Foreclosures are on the rise

Statistics released Tuesday showed the number of area homeowners missing at least two monthly mortgage payments reached record levels during April, May and June. The number of homeowners ultimately losing their residences to banks also surged.
The second-quarter numbers were stark for the state as well. DataQuick Information Systems reported that 53,943 homeowners -- the highest in 10 years -- had missed at least two mortgage payments. Another 17,408 lost their homes in foreclosures. DataQuick analysts warned the numbers could begin tugging down property values in the hardest-hit neighborhoods, especially in the San Joaquin Valley and Inland Empire.
Banks foreclosed on 2,251 homes during April, May and June in Amador, El Dorado, Nevada, Placer, Sacramento, Sutter, Yolo and Yuba counties, according to La Jolla-based DataQuick.
That was up 49.5 percent from 1,505 foreclosures the first three months of this year.
DataQuick also reported that 5,201 more households received notices of default when they fell behind on mortgage payments during the second quarter in El Dorado, Placer, Sacramento, Sutter, Yuba and Yolo counties. That was up 17 percent from the first quarter.
Banks file default notices when owners miss two or three monthly payments.
Most of the loans going into default during the second quarter were taken out between July 2005 and August 2006, DataQuick said. During that time, Sacramento-area home prices peaked and sales slowed, leading to a fall in sales prices that continue today.
Analysts see the foreclosure storm continuing for at least another year because of the number of riskier adjustable-rate loans taken out in the past two years and the inability of many to refinance homes worth less than what’s owed on them. Selling a house to forestall trouble also is increasingly difficult in a regional market with more than 15,000 existing homes for sale.
If there’s a potential silver lining to the situation, it’s this: The rate of growth in both the numbers of foreclosures and households missing mortgage payments has slowed slightly. The 17 percent growth rates for notices of default the past two quarters are well below the 47 percent growth rate of the final quarter of 2006.
The second quarter’s 49.6 percent rise in foreclosures also was down from 74 percent in first quarter 2007.
DataQuick has noted the number of defaults could level off as the state moves far enough beyond the peak borrowing period of summer 2005.

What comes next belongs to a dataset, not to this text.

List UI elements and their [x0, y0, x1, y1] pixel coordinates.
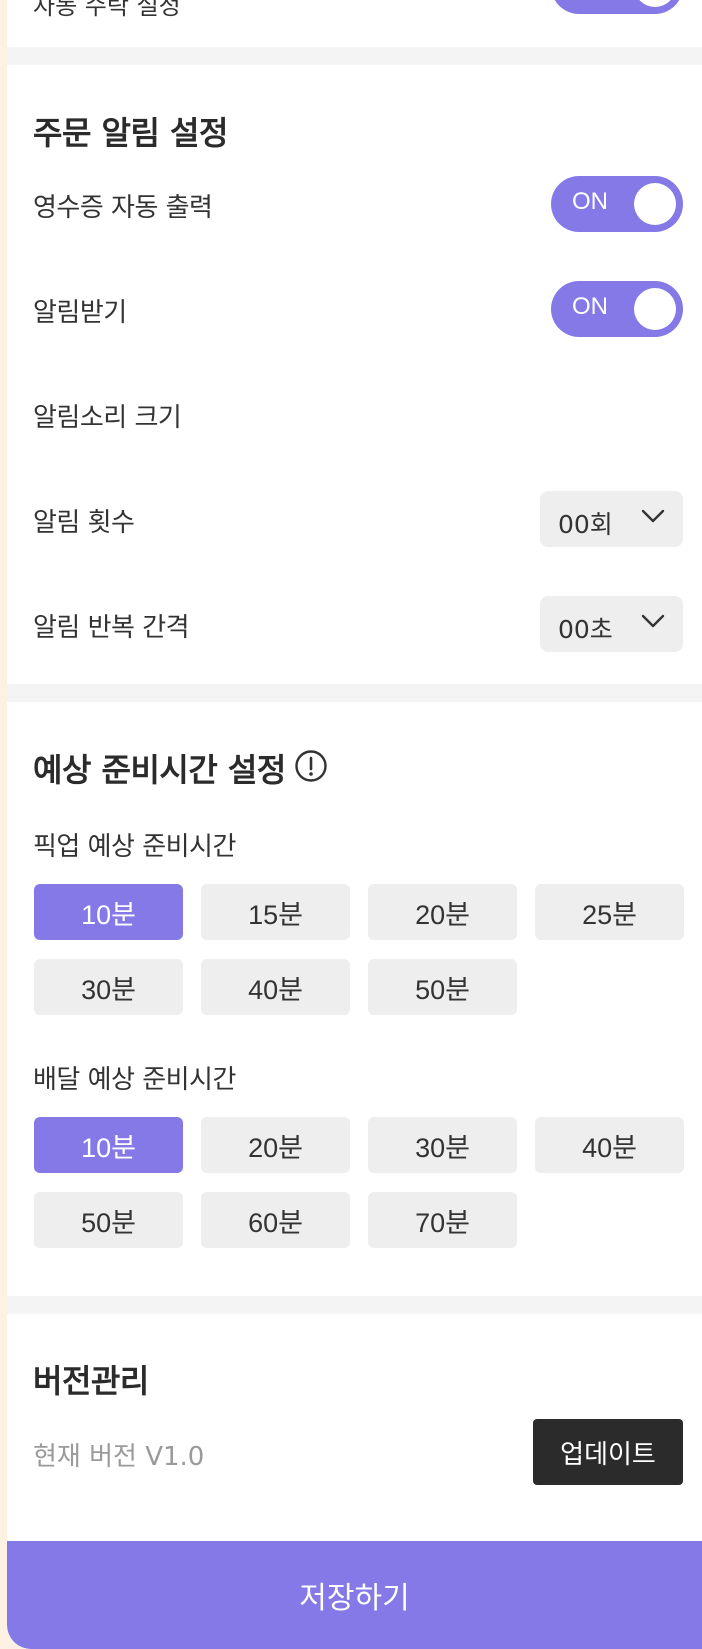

"Typically, if a loan is going to go bad, it goes bad in the first year and a half," said DataQuick analyst Andrew LePage. "If we get to the end of this year and notices of default are still growing across the state, we’ll know if this problem is deeper than we thought."
Mortgages were most likely to go into default in San Joaquin, Merced and Riverside counties and least likely in Marin, San Francisco and San Mateo counties.
The latest numbers come as home foreclosure auctions have made a dramatic return in California and calls to nonprofit home loan counselors have skyrocketed.
It’s also become a time for blame. Some say buyers should have known better than to stretch themselves so far. Others blame lenders who offered easy 100 percent financing and "teaser-rate" loans with interest as low as 1 percent, often without checking a borrower’s income.